In any event, they are well fitted and appear seamless with the fuselage.
The issues come with the blue paint on the MAX AT upper winglets – the blue paint is shoddy and intrudes on to the wing surface.
Silver paint is wrong, as they appear to be a matt light grey in every image I’ve seen, but it is neat. Wheels and tyres are very good.
Very clearly the engine rims seem to be a separate piece pushed in – not quite perfectly, to the nacelles. This has enabled a better paint finish but underneath there is a quite sharp bit of mould sticking out.
The engine fans are still far to bright and need to be the correct colour. I don’t give a monkey’s uncle about the fact they’re see through – barely – if they’re the wrong colour! After all who sits there and holds them up at exactly the right angle to see if you can see through the minuscule engine fans (other than me when doing these reviews that is)?
The exhausts and cones are very good.
The nacelles are however far too dark a yellow, completely the wrong shade again. The last time Phoenix did an Icelandair was the ill-fated 767 – and they’ve basically just reproduced that. It’s quite bizarre because they asked me if it was right back then, asked me to explain why it was wrong, I did. Have they asked again? No. Is its wrong? Of course it is.
I have no issues here, its highly detailed and really well done.
6. Tail detail
The wrong blue and the wrong shade of yellow. They’ve basically duplicated the wrong 767 colours all over again, which quite bizarrely were closer to the new scheme than the old, before the new was even thought up! However while closer they’re not right. They look like a guess.
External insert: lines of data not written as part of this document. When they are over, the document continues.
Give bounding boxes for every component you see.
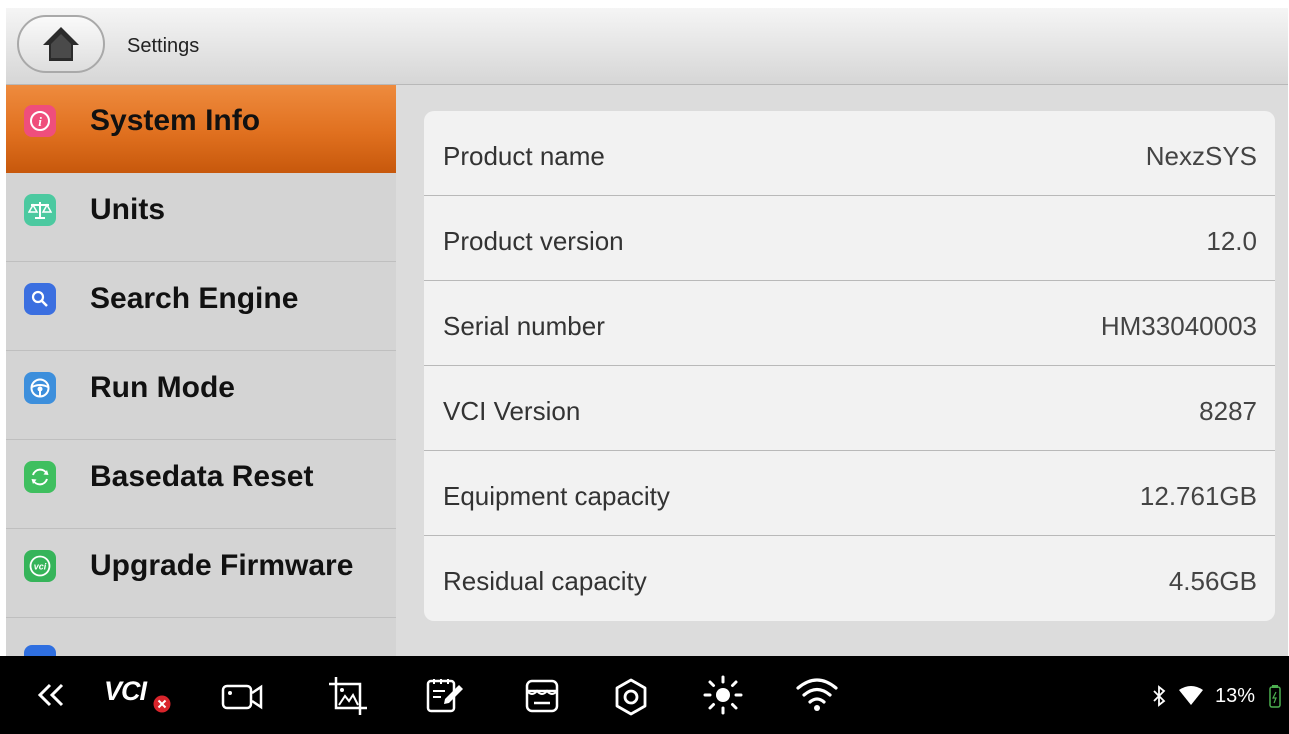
sidebar-item-label: Units <box>90 193 165 226</box>
svg-text:vci: vci <box>34 562 47 572</box>
info-label: Product version <box>443 226 624 256</box>
bluetooth-icon <box>1153 685 1166 707</box>
sidebar-item-label: System Info <box>90 104 261 137</box>
store-icon[interactable] <box>523 678 561 714</box>
info-label: Equipment capacity <box>443 481 670 511</box>
settings-gear-icon[interactable] <box>611 677 651 717</box>
vci-upgrade-icon: vci <box>24 550 56 582</box>
sidebar-item-basedata-reset[interactable]: Basedata Reset <box>6 441 396 529</box>
status-area: 13% <box>1151 683 1281 709</box>
info-label: Residual capacity <box>443 566 647 596</box>
sidebar-item-search-engine[interactable]: Search Engine <box>6 263 396 351</box>
search-icon <box>24 283 56 315</box>
page-title: Settings <box>127 35 200 57</box>
info-row-serial-number: Serial number HM33040003 <box>424 281 1275 366</box>
vci-disconnected-icon[interactable]: VCI <box>104 674 176 714</box>
battery-icon <box>1269 685 1281 708</box>
sidebar-item-label: Upgrade Firmware <box>90 549 354 582</box>
info-row-residual-capacity: Residual capacity 4.56GB <box>424 536 1275 621</box>
home-button[interactable] <box>17 15 105 73</box>
battery-percentage: 13% <box>1214 684 1255 707</box>
partial-item-icon <box>24 645 56 656</box>
info-row-equipment-capacity: Equipment capacity 12.761GB <box>424 451 1275 536</box>
info-label: Serial number <box>443 311 605 341</box>
system-info-card: Product name NexzSYS Product version 12.… <box>424 111 1275 621</box>
info-icon: i <box>24 105 56 137</box>
sidebar-item-system-info[interactable]: i System Info <box>6 85 396 173</box>
scale-icon <box>24 194 56 226</box>
steering-wheel-icon <box>24 372 56 404</box>
sidebar-item-units[interactable]: Units <box>6 174 396 262</box>
info-row-product-version: Product version 12.0 <box>424 196 1275 281</box>
app-window: Settings i System Info Units Search Engi… <box>6 8 1288 656</box>
info-row-product-name: Product name NexzSYS <box>424 111 1275 196</box>
sidebar-item-partial[interactable] <box>6 619 396 656</box>
info-value: 8287 <box>1199 396 1257 426</box>
sidebar-item-label: Run Mode <box>90 371 235 404</box>
screenshot-crop-icon[interactable] <box>328 676 368 716</box>
sidebar-item-label: Search Engine <box>90 282 299 315</box>
disconnected-badge-icon <box>153 695 171 713</box>
info-value: HM33040003 <box>1100 311 1257 341</box>
sidebar-item-run-mode[interactable]: Run Mode <box>6 352 396 440</box>
svg-text:i: i <box>38 114 42 129</box>
back-double-chevron-icon[interactable] <box>36 682 66 708</box>
info-label: VCI Version <box>443 396 581 426</box>
home-icon <box>43 27 79 61</box>
info-value: 12.761GB <box>1139 481 1257 511</box>
brightness-icon[interactable] <box>702 674 744 716</box>
system-taskbar: VCI 13% <box>0 656 1289 734</box>
sidebar-item-label: Basedata Reset <box>90 460 314 493</box>
notes-edit-icon[interactable] <box>425 676 465 716</box>
header-bar: Settings <box>6 8 1288 85</box>
info-value: 12.0 <box>1206 226 1257 256</box>
wifi-signal-icon <box>1178 686 1203 705</box>
wifi-icon[interactable] <box>795 676 839 712</box>
content-panel: Product name NexzSYS Product version 12.… <box>396 85 1288 656</box>
info-label: Product name <box>443 141 605 171</box>
info-value: NexzSYS <box>1145 141 1257 171</box>
screen-record-icon[interactable] <box>221 682 265 712</box>
info-value: 4.56GB <box>1168 566 1257 596</box>
refresh-icon <box>24 461 56 493</box>
info-row-vci-version: VCI Version 8287 <box>424 366 1275 451</box>
sidebar-item-upgrade-firmware[interactable]: vci Upgrade Firmware <box>6 530 396 618</box>
vci-label: VCI <box>104 676 147 706</box>
settings-sidebar: i System Info Units Search Engine Run Mo… <box>6 85 396 656</box>
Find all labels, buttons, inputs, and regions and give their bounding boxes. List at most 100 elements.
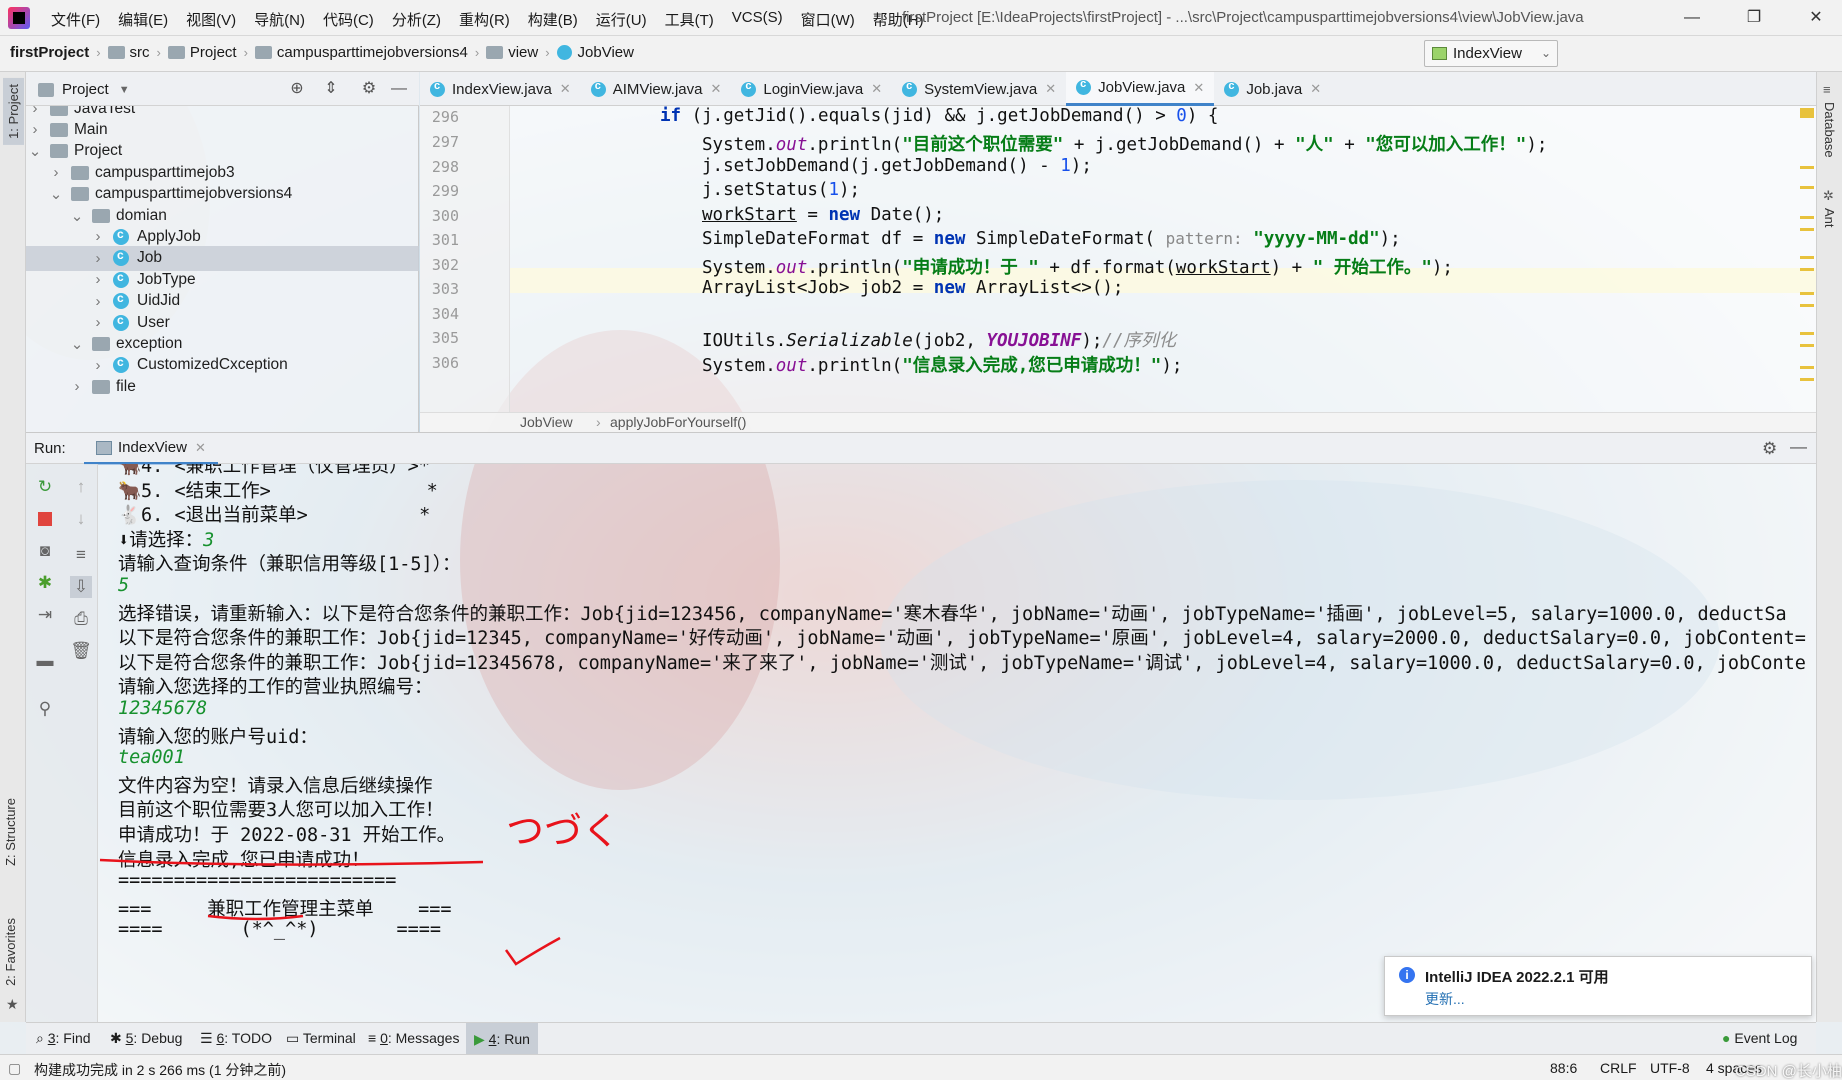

The port side stabiliser is also not brilliantly fitted, and there is a fair bit of glue on the base of the vertical. In addition the same horizontal stabiliser and has a flash of silver paint that’s somehow gotten onto to the upper surface.
Well we have the wrong blue, the wrong under-body grey, the wrong fan colour, the wrong nacelles colour, the wrong yellow logo colour, the wrong landing gear hydraulics and wheel centre colours. Now if you don’t mind the lack of accuracy, the almost-but not-quite approach, and it passes for you, enjoy. But really, Phoenix need to try much harder to get details like this right, it’s what we pay them for! But then again they’ve been around over ten years now and they still screw stuff up, so what’s the chances?
8.Score and conclusions
- -6 nacelle colour fail
- -2 fan colour fail
- -3 landing gear colour fail
- -6 tail colour/upper fin colour fail
- -4 all logos colour fail
- -4 under-body colour fail
25/50 for accuracy
- -2 for sharp mould under engine rims
- -1 for the poorly fitted port stabiliser
- -1 for the silver paint issue on the point stabiliser
- -1 for excess glue on the vertical stabiliser
- -1 for the poor paint on the starboard upper MAX AT winglet to wing area
44/50 for Quality
Overall score 69%
So, it’s all about the colour, because other than that it’s a reasonably decent model. Phoenix seem to have lost that grip they had on colour recently, they clearly don’t ask anyone’s opinion – as they did with the Eurowings and Air Belgium A343’s which were so spectacularly successful. But this, a mediocre attempt at colour on a model that is basically now a good mould. Why do Phoenix always make it so difficult for themselves?
There is a good point. It’s way, way better than the Aeroclassics version!